Research group: Language Development and Developmental Disorders


How children in the very first years of their lives reach a perfect competence of the language or languages of their social environment is still an open question in current research. Do language skills develop on the basis of genetic determined innate knowledge which represents universal features of human language? Or does language acquisition, on the contrary, operate in such a way that children make hypotheses about the structure and function of the language they are acquiring in order to integrate the structures of the target language step by step in their own system? The members of this scholar group seek to give an answer to these fundamental questions on language acquisition research by investigating early first language acquisition of children acquiring Basque, Spanish and French. The present research focusses on specific parts of grammar development such as the case system as well deictic reference.

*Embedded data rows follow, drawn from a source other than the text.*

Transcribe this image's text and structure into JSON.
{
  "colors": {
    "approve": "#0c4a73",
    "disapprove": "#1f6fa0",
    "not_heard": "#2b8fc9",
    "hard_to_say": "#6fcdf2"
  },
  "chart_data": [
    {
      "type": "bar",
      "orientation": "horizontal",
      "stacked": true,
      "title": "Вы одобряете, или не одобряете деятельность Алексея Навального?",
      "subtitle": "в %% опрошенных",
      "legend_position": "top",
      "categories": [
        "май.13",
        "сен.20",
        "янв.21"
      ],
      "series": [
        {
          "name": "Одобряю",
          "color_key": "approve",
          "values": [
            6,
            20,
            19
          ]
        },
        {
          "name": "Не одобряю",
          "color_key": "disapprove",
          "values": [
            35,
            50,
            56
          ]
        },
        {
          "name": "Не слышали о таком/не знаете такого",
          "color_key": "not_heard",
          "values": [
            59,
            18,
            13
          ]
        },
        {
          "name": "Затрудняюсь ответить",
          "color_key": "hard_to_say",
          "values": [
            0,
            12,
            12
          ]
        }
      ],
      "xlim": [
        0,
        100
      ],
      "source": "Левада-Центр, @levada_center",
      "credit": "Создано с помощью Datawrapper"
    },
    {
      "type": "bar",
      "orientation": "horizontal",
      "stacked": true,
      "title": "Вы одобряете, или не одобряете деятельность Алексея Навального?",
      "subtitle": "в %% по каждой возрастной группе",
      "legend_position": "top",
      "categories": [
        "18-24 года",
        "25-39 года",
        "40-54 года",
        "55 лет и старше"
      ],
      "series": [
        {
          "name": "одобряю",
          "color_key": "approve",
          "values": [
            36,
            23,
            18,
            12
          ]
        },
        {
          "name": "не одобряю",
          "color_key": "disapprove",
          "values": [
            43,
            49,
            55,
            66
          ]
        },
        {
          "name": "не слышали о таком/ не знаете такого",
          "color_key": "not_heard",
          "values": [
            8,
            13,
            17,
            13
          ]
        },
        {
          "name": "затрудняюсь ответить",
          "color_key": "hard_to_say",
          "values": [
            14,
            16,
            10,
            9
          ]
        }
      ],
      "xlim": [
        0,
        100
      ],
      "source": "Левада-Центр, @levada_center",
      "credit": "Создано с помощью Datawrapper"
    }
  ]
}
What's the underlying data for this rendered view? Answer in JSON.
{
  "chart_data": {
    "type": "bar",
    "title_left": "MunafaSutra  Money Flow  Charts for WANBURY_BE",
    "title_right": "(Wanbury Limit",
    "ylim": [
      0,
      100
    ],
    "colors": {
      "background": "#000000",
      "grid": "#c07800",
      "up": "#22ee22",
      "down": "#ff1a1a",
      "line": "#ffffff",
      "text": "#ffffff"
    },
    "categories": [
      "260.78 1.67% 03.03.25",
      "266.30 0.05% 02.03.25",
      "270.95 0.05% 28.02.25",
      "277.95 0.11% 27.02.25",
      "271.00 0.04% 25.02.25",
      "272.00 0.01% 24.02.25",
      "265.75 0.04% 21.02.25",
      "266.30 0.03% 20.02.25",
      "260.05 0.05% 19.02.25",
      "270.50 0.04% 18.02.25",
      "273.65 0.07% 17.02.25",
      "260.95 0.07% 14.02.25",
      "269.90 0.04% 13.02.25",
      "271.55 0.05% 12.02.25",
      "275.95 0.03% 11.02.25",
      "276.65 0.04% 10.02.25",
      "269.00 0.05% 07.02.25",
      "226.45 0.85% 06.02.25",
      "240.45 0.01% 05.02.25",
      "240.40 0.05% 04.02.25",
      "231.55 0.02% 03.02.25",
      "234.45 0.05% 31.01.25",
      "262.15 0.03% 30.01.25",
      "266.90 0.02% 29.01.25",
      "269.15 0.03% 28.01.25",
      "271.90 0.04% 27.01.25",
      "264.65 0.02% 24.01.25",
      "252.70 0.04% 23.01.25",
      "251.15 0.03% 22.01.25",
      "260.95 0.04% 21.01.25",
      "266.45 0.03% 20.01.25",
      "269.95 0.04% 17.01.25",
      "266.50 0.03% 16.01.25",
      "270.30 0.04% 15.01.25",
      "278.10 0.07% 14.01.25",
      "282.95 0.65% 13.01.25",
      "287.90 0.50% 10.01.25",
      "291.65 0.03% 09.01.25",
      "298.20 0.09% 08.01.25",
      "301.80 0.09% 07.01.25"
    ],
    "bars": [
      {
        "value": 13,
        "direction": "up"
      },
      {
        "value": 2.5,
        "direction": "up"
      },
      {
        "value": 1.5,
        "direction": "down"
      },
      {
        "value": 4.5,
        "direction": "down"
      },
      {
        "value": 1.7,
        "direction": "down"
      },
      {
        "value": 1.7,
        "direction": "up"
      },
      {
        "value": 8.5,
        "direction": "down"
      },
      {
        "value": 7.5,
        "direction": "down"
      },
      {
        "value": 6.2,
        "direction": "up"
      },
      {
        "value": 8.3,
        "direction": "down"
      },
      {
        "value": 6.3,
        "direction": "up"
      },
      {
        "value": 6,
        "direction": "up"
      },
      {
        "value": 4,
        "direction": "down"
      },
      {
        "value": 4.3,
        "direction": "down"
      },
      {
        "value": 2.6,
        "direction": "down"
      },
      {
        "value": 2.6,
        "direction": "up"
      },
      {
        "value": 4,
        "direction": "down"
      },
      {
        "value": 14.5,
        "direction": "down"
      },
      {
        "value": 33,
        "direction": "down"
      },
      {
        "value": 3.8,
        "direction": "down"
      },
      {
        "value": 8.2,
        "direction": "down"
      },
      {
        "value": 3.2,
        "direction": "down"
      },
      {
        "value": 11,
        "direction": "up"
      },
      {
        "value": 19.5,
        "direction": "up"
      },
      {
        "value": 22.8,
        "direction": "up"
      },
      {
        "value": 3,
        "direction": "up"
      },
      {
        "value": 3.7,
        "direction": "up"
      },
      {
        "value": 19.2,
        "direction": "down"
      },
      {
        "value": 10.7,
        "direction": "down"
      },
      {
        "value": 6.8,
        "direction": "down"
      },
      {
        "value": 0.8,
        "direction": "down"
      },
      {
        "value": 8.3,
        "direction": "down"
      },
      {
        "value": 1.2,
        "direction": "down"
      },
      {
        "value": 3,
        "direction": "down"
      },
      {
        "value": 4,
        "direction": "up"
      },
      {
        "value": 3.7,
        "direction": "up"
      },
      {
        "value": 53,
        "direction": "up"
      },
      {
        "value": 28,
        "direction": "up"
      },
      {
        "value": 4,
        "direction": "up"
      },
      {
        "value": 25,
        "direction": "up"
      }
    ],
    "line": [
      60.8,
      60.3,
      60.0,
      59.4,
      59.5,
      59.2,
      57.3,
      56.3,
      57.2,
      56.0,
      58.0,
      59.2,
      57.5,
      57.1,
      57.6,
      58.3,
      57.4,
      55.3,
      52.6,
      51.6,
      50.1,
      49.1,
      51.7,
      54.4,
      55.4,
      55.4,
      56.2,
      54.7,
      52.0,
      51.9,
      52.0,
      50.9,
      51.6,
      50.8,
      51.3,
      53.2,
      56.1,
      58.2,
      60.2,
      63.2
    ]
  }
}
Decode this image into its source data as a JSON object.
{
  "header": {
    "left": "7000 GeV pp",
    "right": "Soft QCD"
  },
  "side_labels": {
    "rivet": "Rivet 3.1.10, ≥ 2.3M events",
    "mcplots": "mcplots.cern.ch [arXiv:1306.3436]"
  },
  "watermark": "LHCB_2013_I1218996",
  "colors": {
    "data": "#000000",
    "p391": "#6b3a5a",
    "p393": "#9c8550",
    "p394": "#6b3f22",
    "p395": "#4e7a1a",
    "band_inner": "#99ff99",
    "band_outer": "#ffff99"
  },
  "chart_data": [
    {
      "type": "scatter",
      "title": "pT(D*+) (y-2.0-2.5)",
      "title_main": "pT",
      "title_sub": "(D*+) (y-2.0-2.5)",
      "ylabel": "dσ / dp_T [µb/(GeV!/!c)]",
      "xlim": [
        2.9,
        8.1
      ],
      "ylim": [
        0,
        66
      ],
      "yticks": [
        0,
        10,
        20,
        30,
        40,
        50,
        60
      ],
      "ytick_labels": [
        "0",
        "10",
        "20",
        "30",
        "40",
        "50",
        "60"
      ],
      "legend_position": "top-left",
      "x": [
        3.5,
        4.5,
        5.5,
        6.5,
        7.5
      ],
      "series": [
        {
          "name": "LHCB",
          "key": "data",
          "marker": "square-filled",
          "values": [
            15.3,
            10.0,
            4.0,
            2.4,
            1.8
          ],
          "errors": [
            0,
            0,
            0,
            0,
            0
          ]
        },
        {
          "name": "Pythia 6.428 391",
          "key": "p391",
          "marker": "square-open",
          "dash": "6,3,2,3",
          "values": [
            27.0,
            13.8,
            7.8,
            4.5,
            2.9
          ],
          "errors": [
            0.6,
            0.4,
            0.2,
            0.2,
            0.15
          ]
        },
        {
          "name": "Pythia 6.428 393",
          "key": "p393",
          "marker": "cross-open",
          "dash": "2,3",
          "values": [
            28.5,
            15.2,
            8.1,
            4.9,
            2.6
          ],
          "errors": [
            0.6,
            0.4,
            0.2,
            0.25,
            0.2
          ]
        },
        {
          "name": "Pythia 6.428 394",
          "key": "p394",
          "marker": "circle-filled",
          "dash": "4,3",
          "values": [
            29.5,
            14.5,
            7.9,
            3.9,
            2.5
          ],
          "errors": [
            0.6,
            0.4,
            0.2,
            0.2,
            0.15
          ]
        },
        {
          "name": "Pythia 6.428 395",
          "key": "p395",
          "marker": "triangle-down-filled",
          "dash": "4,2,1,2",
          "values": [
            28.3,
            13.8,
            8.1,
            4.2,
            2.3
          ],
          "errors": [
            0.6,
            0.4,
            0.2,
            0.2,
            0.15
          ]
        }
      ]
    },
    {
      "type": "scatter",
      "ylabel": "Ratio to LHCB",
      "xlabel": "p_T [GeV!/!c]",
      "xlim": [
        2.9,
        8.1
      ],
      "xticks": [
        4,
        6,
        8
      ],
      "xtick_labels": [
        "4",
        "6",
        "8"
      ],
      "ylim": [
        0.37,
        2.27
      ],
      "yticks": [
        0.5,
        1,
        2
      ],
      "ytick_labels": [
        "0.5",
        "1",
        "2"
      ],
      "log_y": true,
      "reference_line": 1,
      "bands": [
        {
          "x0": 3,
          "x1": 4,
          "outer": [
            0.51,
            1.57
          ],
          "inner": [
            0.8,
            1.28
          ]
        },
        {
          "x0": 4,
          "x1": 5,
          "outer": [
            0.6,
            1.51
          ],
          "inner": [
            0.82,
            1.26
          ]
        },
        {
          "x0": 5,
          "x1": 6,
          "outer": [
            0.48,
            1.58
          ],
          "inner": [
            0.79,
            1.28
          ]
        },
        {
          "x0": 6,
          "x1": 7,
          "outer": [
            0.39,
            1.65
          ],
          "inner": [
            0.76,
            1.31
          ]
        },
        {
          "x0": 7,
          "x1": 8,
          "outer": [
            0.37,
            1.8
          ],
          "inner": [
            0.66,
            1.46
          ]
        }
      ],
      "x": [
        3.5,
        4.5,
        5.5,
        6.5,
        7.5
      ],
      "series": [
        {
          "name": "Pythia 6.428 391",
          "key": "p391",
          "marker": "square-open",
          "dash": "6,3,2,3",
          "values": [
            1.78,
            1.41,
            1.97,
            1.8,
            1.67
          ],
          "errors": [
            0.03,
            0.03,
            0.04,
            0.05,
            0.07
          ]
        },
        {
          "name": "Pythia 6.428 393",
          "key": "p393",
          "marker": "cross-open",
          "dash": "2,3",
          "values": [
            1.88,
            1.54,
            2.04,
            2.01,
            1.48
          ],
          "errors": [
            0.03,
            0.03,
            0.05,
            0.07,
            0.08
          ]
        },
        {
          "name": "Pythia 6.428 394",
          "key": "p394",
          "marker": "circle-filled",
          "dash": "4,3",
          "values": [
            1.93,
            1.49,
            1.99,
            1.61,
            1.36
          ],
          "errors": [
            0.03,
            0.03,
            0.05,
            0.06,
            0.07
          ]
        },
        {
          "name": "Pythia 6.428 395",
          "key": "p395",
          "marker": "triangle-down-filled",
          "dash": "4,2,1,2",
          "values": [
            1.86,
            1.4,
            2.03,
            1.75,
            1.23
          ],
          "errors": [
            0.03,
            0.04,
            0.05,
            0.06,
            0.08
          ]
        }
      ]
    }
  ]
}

Unfortunately not every child's social and language growth corresponds to the standard development. Some developmental disorders such as autism may retard or hinder the emergence of language, leaving other developmental skills like musical skills intact. The central question of this very challenging case is the following: which cognitive barriers may hinder language emergence?

Language development disorders appear not only on impaired children. It is a well known fact that the learner of a second language encounters many more problems than a child acquiring his or her first language and he or she never reaches the degree of competence of a native speaker. One of the studies of this investigator group aims at describing the barriers that Spanish speaking adults encounter in learning German as a second language.